Self-supervised Audio Teacher-Student Transformer for Both Clip-level and Frame-level Tasks
Source
- Raw Markdown: paper_atst-2023.md
- PDF: paper_atst-2023.pdf
- Preprint: arXiv 2306.04186
- Official code: Audio-WestlakeU/audiossl
Core Claim
Audio self-supervised learning should train both clip-level and frame-level representations, because fine-grained sound event detection needs temporally localized embeddings rather than only global clip features.
Key Contributions
- Introduces ATST-Clip and ATST-Frame.
- Uses Transformer encoders with a teacher-student self-supervised training scheme.
- Designs separate view-creation strategies for clip-level and frame-level representation learning.
- Adds frame-wise data augmentation and masking for ATST-Frame.
- Shows that combining ATST-Clip and ATST-Frame through knowledge distillation can improve downstream performance.
Method Notes
ATST is a temporal representation-learning paper for audio.

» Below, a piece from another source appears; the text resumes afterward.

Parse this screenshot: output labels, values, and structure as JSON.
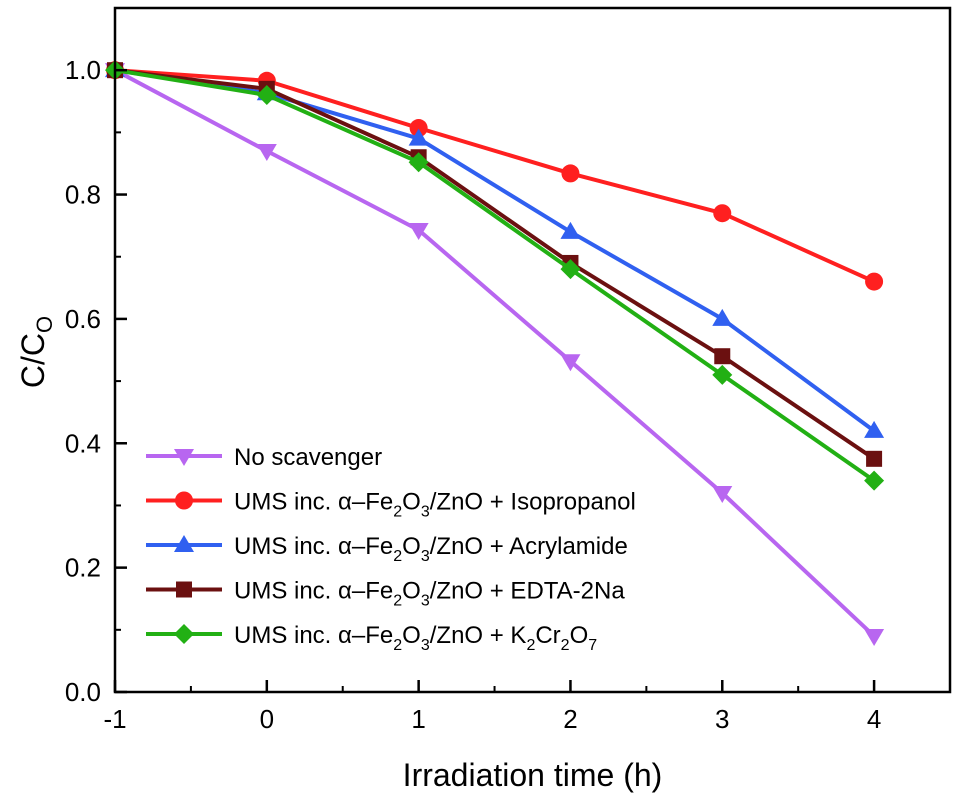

It is relevant to time-series modeling because it handles high-rate temporal signals and separates global clip semantics from frame-level events.
The teacher is updated by an exponential moving average of the student. The student learns to match teacher representations under different augmented views, with ATST-Frame adding masking to force local temporal reasoning.
Evidence And Results
The paper reports strong clip-level task performance and especially large gains on frame-level sound event detection. The main wiki lesson is that temporal resolution of the representation is a first-class design choice.
Alex Notes
- User note: Teacher-Student Transformer self-supervised learning; frame-level audio tasks, especially sound event detection.
Limitations
- Audio SSL results do not automatically transfer to general numeric time series.
- Frame-level objectives can be expensive for long sequences.
- The method is passive representation learning, not action-conditioned world modeling.
Links Into The Wiki
- Self-Supervised Representation Learning
- Unified Multimodal Models
- Time-Series Foundation Models
- Natural language guidance of high-fidelity TTS
Open Questions
- Which audio SSL tricks transfer to sensor or robotics time-series representation learning?
- Can frame-level teacher-student objectives improve anomaly localization in observability data?
- How should temporal resolution be selected when a model must support both clip-level and event-level tasks?